The surface of the outer electrode may also have a gas diffusion-resistant layer. Providing a limiting current-type oxygen concentration detector with such a gas diffusion-resistant layer will allow adjustment of the number of oxygen molecules and oxygen ions taken into the sensing element, to obtain the desired output.
The exterior of the above-mentioned protecting cover may be provided with an external cover which has throughholes. Water droplets infiltrating through the openings in the protecting cover cause water cracks in the sensing element, and contamination in the gas to be measured results in its deterioration. Thus, providing an external cover on the exterior of the protecting cover will effectively protect the sensing element from such damage. An opening may be provided at the bottom of the cover for the sensor element, which may improve the responsibility of the sensor.
In the oxygen concentration detector of the present invention, the section of the outer electrode of the sensing element which contributes to the exchange of oxygen ions is constructed within the area defined by the length of the heat-generating part of the heater.
As a result, the heat from the heater is received over the entire surface of the outer electrode. Thus, the heater is able to preferentially heat the sections most useful for detection of oxygen concentration, and thus heat the sensing element to the activation temperature without causing the temperature of the heat-generating part to rise above the heat-resistant temperature of the heater.
In addition, the specific relationship described above is set between the length L1 of the heat-generating part and the distance between the openings L2 of the two levels of openings in the axial direction.
This allows the sensing element to receive the heat from the heat-generating part in the most efficient manner. As a result, since the heater can heat the sensing element more efficiently, the sensing element may be heated to the activation temperature by a heater with a lower temperature.

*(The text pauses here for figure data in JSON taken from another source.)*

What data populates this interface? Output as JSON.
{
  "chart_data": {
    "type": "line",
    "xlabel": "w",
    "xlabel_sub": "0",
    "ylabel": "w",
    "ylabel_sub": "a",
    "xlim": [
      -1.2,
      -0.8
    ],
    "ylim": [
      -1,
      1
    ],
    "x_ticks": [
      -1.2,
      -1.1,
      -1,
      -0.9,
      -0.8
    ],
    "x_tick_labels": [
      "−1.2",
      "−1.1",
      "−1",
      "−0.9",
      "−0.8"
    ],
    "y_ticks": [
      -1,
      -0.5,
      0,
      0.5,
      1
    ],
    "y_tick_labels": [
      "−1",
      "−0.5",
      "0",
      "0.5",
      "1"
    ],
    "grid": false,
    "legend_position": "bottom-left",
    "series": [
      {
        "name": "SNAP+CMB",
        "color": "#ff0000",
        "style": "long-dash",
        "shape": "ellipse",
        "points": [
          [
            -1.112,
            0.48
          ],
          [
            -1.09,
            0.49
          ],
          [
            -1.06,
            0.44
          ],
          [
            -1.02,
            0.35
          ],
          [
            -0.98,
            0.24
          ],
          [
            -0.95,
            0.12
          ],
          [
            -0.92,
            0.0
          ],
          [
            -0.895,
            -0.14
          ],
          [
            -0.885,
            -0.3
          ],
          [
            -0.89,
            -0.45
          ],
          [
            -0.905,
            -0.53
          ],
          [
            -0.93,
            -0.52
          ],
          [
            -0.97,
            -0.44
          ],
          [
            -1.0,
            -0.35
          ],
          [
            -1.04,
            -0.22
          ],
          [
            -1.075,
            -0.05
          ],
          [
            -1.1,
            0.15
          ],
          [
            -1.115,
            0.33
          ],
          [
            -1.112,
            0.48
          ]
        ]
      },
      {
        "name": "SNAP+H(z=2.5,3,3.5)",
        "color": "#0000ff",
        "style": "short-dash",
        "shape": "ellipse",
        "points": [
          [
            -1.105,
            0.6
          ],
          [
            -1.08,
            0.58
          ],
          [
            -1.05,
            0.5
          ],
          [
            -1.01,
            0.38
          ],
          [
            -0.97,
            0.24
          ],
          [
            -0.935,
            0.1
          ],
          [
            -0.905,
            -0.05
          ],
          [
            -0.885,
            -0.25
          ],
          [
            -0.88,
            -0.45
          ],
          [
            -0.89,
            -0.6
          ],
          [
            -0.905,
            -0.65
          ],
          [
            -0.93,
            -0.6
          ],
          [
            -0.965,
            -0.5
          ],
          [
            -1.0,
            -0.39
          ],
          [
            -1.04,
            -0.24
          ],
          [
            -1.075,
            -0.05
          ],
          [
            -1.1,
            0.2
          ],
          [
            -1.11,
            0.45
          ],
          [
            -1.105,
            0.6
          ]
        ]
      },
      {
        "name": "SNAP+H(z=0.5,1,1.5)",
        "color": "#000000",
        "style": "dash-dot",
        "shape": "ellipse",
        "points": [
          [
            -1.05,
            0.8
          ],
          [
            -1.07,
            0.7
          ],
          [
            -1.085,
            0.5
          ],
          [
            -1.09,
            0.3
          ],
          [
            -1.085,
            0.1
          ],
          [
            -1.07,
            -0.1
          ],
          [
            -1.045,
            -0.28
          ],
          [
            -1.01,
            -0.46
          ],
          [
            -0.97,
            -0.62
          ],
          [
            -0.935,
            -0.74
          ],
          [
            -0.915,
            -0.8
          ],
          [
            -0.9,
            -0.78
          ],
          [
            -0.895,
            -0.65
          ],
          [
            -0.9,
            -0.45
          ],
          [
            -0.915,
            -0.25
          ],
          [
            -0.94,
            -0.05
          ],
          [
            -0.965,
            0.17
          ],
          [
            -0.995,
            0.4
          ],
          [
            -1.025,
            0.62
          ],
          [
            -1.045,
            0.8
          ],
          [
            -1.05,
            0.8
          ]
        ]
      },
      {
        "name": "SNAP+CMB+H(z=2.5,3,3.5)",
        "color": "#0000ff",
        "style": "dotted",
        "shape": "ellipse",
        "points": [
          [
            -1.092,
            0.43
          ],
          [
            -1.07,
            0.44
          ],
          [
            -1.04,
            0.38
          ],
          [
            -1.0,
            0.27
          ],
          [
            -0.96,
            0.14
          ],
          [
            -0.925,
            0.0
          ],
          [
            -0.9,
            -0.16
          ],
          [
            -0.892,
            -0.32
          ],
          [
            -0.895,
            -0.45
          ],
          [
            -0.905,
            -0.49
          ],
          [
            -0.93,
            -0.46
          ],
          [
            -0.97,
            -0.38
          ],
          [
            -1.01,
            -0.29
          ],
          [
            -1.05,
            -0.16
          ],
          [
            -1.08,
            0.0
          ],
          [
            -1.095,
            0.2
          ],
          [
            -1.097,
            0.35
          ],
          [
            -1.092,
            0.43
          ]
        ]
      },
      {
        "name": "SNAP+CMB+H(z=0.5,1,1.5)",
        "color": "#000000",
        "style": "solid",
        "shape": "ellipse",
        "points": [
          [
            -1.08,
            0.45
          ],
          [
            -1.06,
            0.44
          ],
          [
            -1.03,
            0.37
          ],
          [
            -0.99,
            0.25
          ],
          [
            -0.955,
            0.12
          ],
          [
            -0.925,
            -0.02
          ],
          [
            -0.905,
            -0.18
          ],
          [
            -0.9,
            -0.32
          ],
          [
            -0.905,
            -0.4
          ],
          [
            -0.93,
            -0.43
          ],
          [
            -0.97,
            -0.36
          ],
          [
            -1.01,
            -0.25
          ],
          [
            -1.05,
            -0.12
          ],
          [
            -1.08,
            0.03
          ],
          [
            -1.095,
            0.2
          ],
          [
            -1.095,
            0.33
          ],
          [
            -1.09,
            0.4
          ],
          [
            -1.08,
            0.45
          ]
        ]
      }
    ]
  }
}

The present invention is most effective when the temperature of the gas to be measured is considerably lower than the activation temperature of the sensing element.
Thus, according to the present invention there is provided an oxygen concentration detector which allows the sensing element to be heated to the activation temperature more rapidly, without raising the temperature of the heat-generating part above the heat-resistant temperature of the heater.